During interviews for podcasts or panels, I’m often asked what I’d do if I weren’t in tech. While I playfully consider taking up farming, the true answer is writing. This passion for writing has been a constant in my life, deeply rooted and contrasting with my professional journey in technology.
My fascination with technology began as a child with a Commodore 64 and GEOS, gifted by my supportive parents. This early exposure to tech didn’t overshadow my growing interest in writing, partly fueled by my voracious reading habits. Discovering my old attempts at journalism and editing, tucked away in basement boxes, brought back vivid memories of those formative years.
Just a boy with a Commodore 64 and GEOS
My first venture into writing was a self-made newspaper, created on that Commodore 64. Although short-lived, this initiative was a significant step, supported by my parents and teacher, Ms. Rhinehart. I remember my parents’ manual efforts in spellchecking (MANUAL SPELLCHECK!), centring images, and preparing the newspaper for printing – a testament to their support and my budding passion for writing.
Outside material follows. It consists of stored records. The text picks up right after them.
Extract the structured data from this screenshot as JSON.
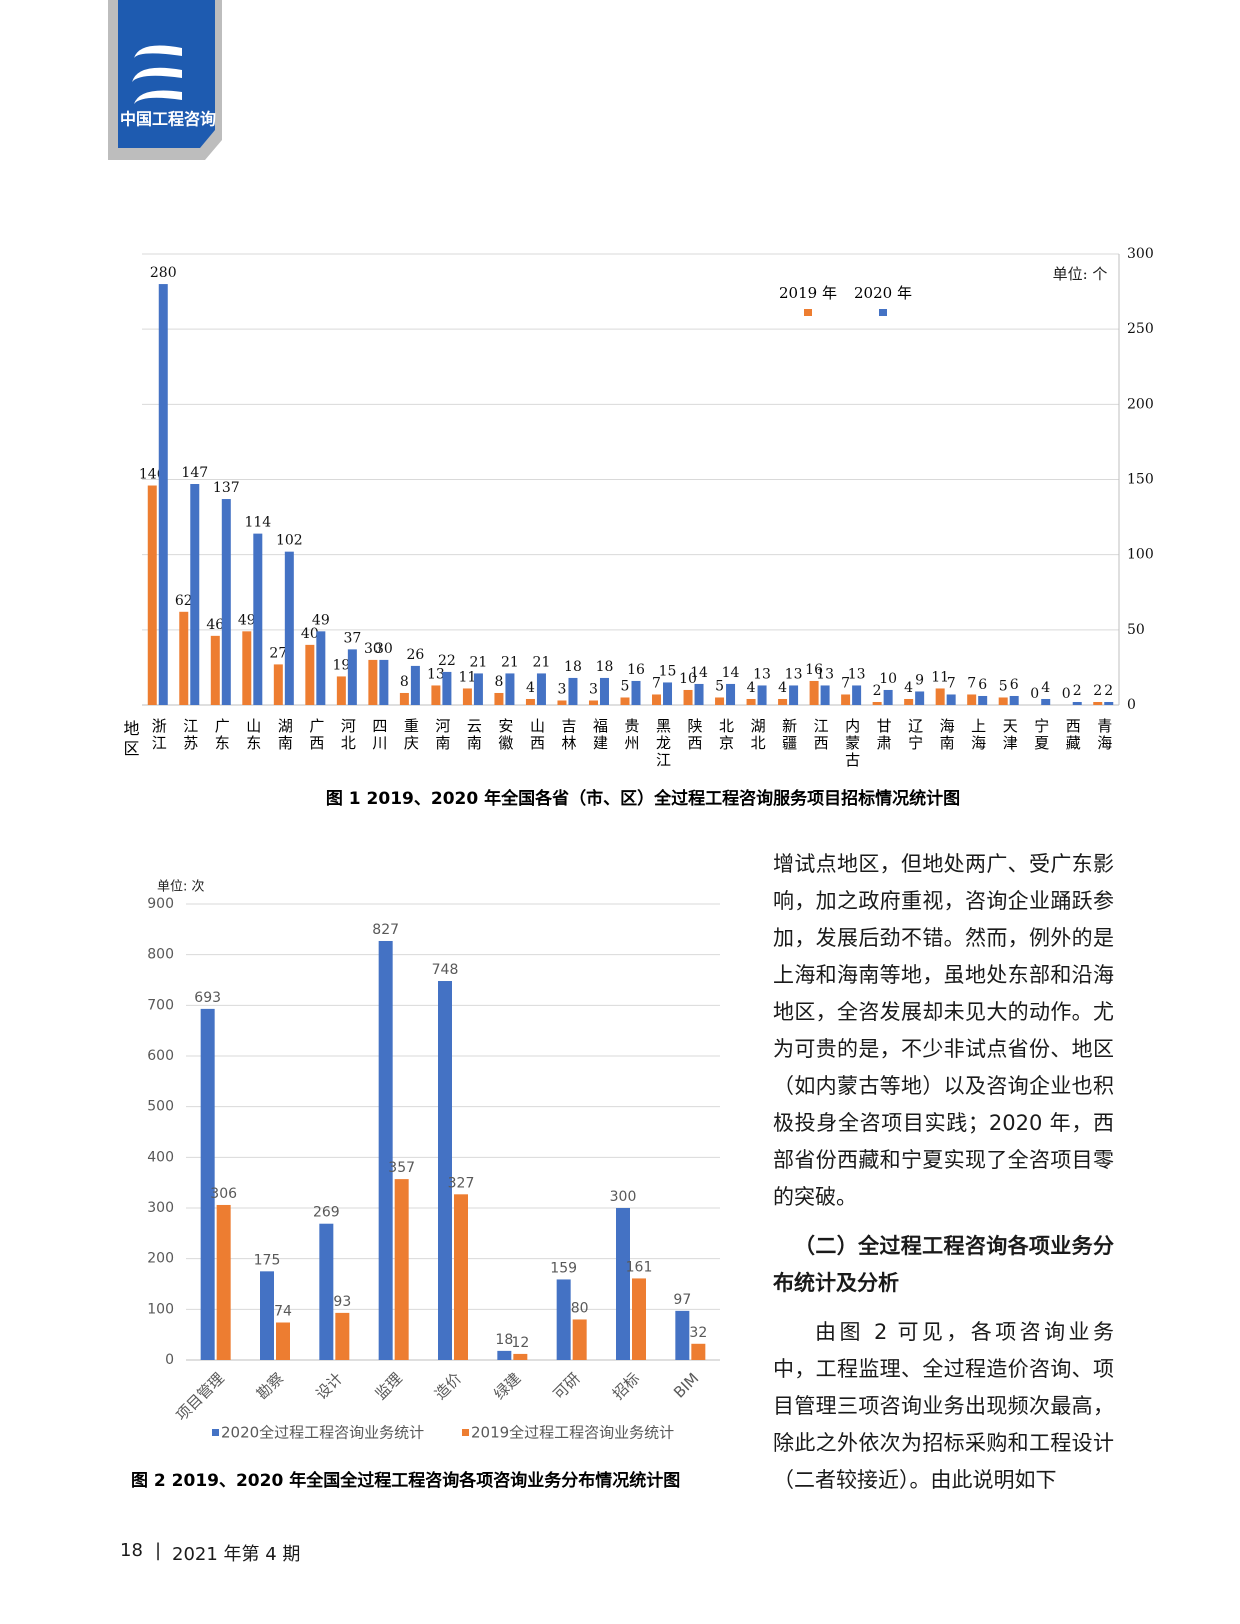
{
  "header": {
    "logo_text": "中国工程咨询"
  },
  "chart_data": [
    {
      "type": "bar",
      "unit": "单位: 个",
      "x_label": "地区",
      "caption": "图 1  2019、2020 年全国各省（市、区）全过程工程咨询服务项目招标情况统计图",
      "categories": [
        "浙江",
        "江苏",
        "广东",
        "山东",
        "湖南",
        "广西",
        "河北",
        "四川",
        "重庆",
        "河南",
        "云南",
        "安徽",
        "山西",
        "吉林",
        "福建",
        "贵州",
        "黑龙江",
        "陕西",
        "北京",
        "湖北",
        "新疆",
        "江西",
        "内蒙古",
        "甘肃",
        "辽宁",
        "海南",
        "上海",
        "天津",
        "宁夏",
        "西藏",
        "青海"
      ],
      "series": [
        {
          "name": "2019 年",
          "color": "#ed7d31",
          "values": [
            146,
            62,
            46,
            49,
            27,
            40,
            19,
            30,
            8,
            13,
            11,
            8,
            4,
            3,
            3,
            5,
            7,
            10,
            5,
            4,
            4,
            16,
            7,
            2,
            4,
            11,
            7,
            5,
            0,
            0,
            2
          ]
        },
        {
          "name": "2020 年",
          "color": "#4472c4",
          "values": [
            280,
            147,
            137,
            114,
            102,
            49,
            37,
            30,
            26,
            22,
            21,
            21,
            21,
            18,
            18,
            16,
            15,
            14,
            14,
            13,
            13,
            13,
            13,
            10,
            9,
            7,
            6,
            6,
            4,
            2,
            2
          ]
        }
      ],
      "ylim": [
        0,
        300
      ],
      "yticks": [
        0,
        50,
        100,
        150,
        200,
        250,
        300
      ],
      "grid": true,
      "y_axis_side": "right",
      "legend": "top"
    },
    {
      "type": "bar",
      "unit": "单位: 次",
      "caption": "图 2  2019、2020 年全国全过程工程咨询各项咨询业务分布情况统计图",
      "categories": [
        "项目管理",
        "勘察",
        "设计",
        "监理",
        "造价",
        "绿建",
        "可研",
        "招标",
        "BIM"
      ],
      "series": [
        {
          "name": "2020全过程工程咨询业务统计",
          "color": "#4472c4",
          "values": [
            693,
            175,
            269,
            827,
            748,
            18,
            159,
            300,
            97
          ]
        },
        {
          "name": "2019全过程工程咨询业务统计",
          "color": "#ed7d31",
          "values": [
            306,
            74,
            93,
            357,
            327,
            12,
            80,
            161,
            32
          ]
        }
      ],
      "ylim": [
        0,
        900
      ],
      "yticks": [
        0,
        100,
        200,
        300,
        400,
        500,
        600,
        700,
        800,
        900
      ],
      "grid": true,
      "y_axis_side": "left",
      "legend": "bottom"
    }
  ],
  "text": {
    "paragraph_1": "增试点地区，但地处两广、受广东影响，加之政府重视，咨询企业踊跃参加，发展后劲不错。然而，例外的是上海和海南等地，虽地处东部和沿海地区，全咨发展却未见大的动作。尤为可贵的是，不少非试点省份、地区（如内蒙古等地）以及咨询企业也积极投身全咨项目实践；2020 年，西部省份西藏和宁夏实现了全咨项目零的突破。",
    "heading": "（二）全过程工程咨询各项业务分布统计及分析",
    "paragraph_2": "由图 2 可见，各项咨询业务中，工程监理、全过程造价咨询、项目管理三项咨询业务出现频次最高，除此之外依次为招标采购和工程设计（二者较接近）。由此说明如下"
  },
  "footer": {
    "page": "18",
    "issue": "2021 年第 4 期"
  }
}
The concept of sharing thoughts, akin to the early 90s web rings, captivated me, even before the era of blogs. This interest in disseminating information and ideas was a precursor to my later endeavours in writing.
Teen Board at the Sun Herald
A significant moment in my writing journey was my involvement with the Teen Board at the Sun Herald during my last year of high school in the U.S., after returning from Germany. This experience rekindled my love for writing and journalism, offering a sense of homecoming and reconnection with my early dreams on the Gulf Coast.
However, life had other plans. Struggling through high school with barely passing grades and facing uncertainties about my future, I enlisted in the Air Force, setting aside my aspirations in writing. Despite this, I continued to blog and write, accumulating numerous books and writings, a testament to my undying passion for the written word.
Reflecting on these experiences, I often ponder the “what-ifs” – what if I had pursued a career in writing instead of joining the military? What if certain life events, like Hurricane Katrina, hadn’t happened? These questions linger, underscoring the intricate web of choices and chances that shape our lives.
Yet, the enduring question remains: What if I had just been a writer?